相互協議が事後対策であるとした場合、事前確認制度は事前対策になります。事前確認制度(APA:advance pricing arrangement)とは、独立企業間価格の算定方法の合理性等について、税務当局が事前に確認する制度を言いまして、企業が確認された内容に基づいて申告を行う場合には、移転価格税制は適用されないことです。
APAを申請する場合、多くは取引の相手方の所在地国の税務当局も巻き込む形で、海外における移転価格課税のリスクを排除します。APA取得の最大の効果は移転価格リスクの完全排除と言って良いでしょう。APAにつきましても、相手国の事情やそもそもAPA制度の有無も問題となります。
また、台湾とは租税条約がないため、相互協議を前提とした二国間APAは締結できないことになります。

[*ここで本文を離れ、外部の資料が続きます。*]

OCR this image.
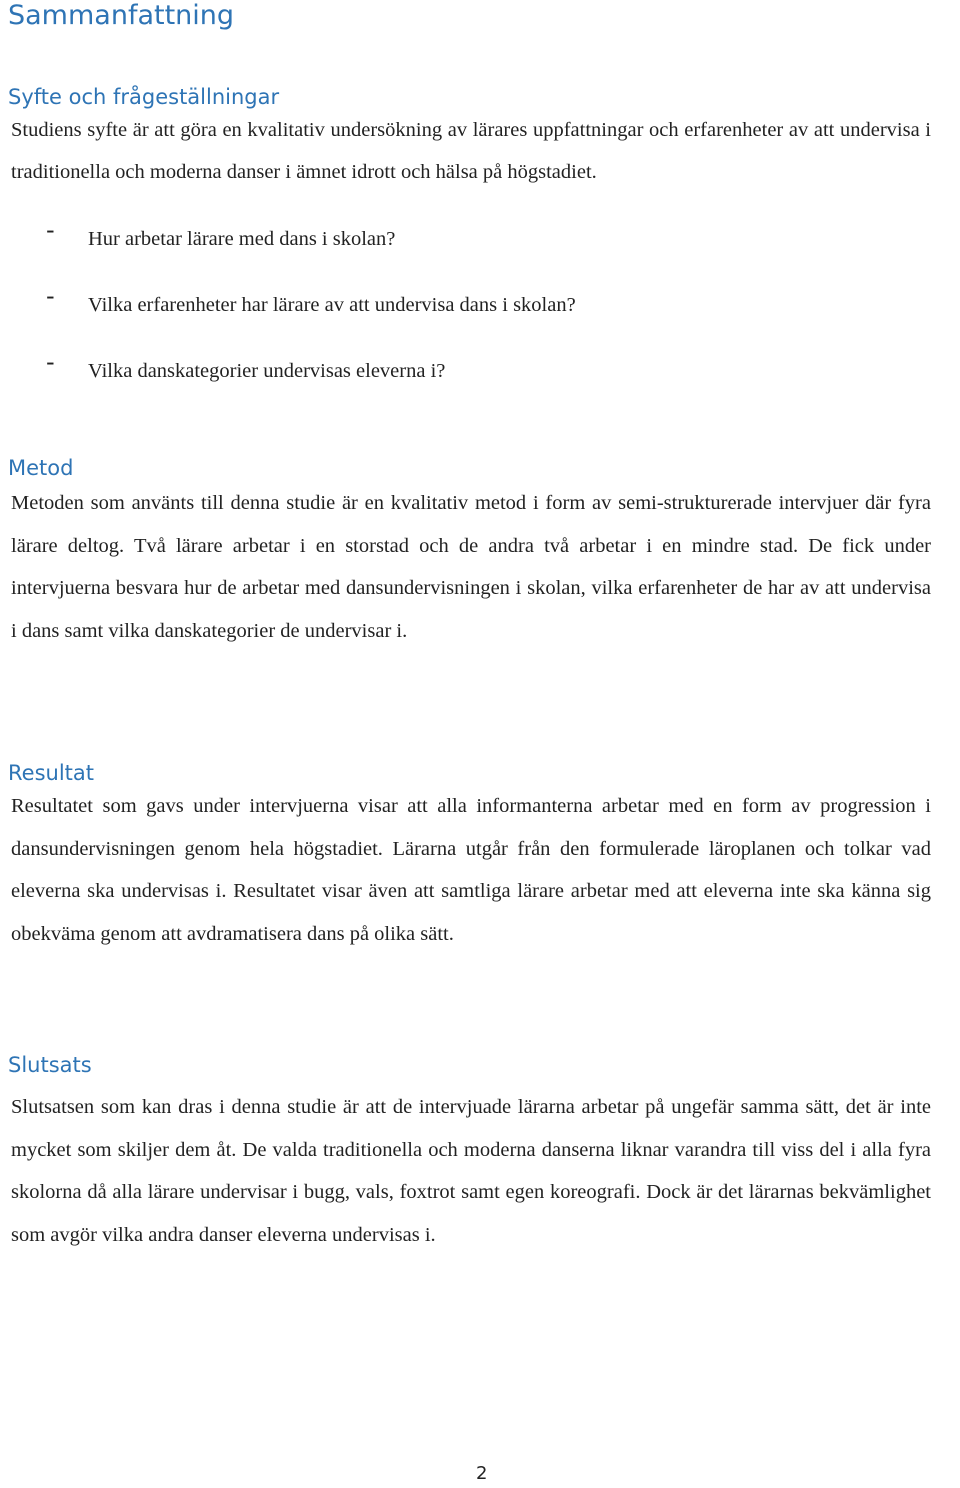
Sammanfattning
Syfte och frågeställningar

Studiens syfte är att göra en kvalitativ undersökning av lärares uppfattningar och erfarenheter av att undervisa i traditionella och moderna danser i ämnet idrott och hälsa på högstadiet.

- Hur arbetar lärare med dans i skolan?
- Vilka erfarenheter har lärare av att undervisa dans i skolan?
- Vilka danskategorier undervisas eleverna i?
Metod

Metoden som använts till denna studie är en kvalitativ metod i form av semi-strukturerade intervjuer där fyra lärare deltog. Två lärare arbetar i en storstad och de andra två arbetar i en mindre stad. De fick under intervjuerna besvara hur de arbetar med dansundervisningen i skolan, vilka erfarenheter de har av att undervisa i dans samt vilka danskategorier de undervisar i.

Resultat

Resultatet som gavs under intervjuerna visar att alla informanterna arbetar med en form av progression i dansundervisningen genom hela högstadiet. Lärarna utgår från den formulerade läroplanen och tolkar vad eleverna ska undervisas i. Resultatet visar även att samtliga lärare arbetar med att eleverna inte ska känna sig obekväma genom att avdramatisera dans på olika sätt.

Slutsats

Slutsatsen som kan dras i denna studie är att de intervjuade lärarna arbetar på ungefär samma sätt, det är inte mycket som skiljer dem åt. De valda traditionella och moderna danserna liknar varandra till viss del i alla fyra skolorna då alla lärare undervisar i bugg, vals, foxtrot samt egen koreografi. Dock är det lärarnas bekvämlighet som avgör vilka andra danser eleverna undervisas i.

2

但し、台湾の税務当局と一国内APAを提出することは可能です。
(インド)
APA申請書提出前に事前相談が必要。締結後、毎年年次報告書の提出が必要。APAの対象期間は最長で5年。過去の年度にさかのぼって適用するロールバック規定はない。二国間APAと一国内APAのどちらの制度もある。
(マレーシア)
APA申請書提出前に事前相談が必要。締結後、毎年年次報告書の提出が必要。APAの対象期間は最低でも3年、最長で5年。過去の年度にさかのぼって適用するロールバック規定がある。
- 申請された移転価格算定方法が過年度の課税における移転価格問題を解決する上で関連がある場合、かつ
- 過年度の課税を取り巻く特定の事実と状況が実質的に同様である場合
更新する場合は半年前に申請可能。
(タイ)
確認対象期間の初事業年度の最終日の半年前までに所定の事前相談申出書を税務当局へ提出。APAの確認対象期間は、3~5年の事業年度。原則としてロールバックの適用は認められていないが、相手国の関係で事実上のロールバック適用が考慮されることもある。なお、締結後年次報告書を提出要。
(香港)
一国内APAは例外的なケース。二国間または多国間が基本。対象年度は3~5年。ロールバックが認められるかは状況次第。APA締結後は年次報告書の提出が必要。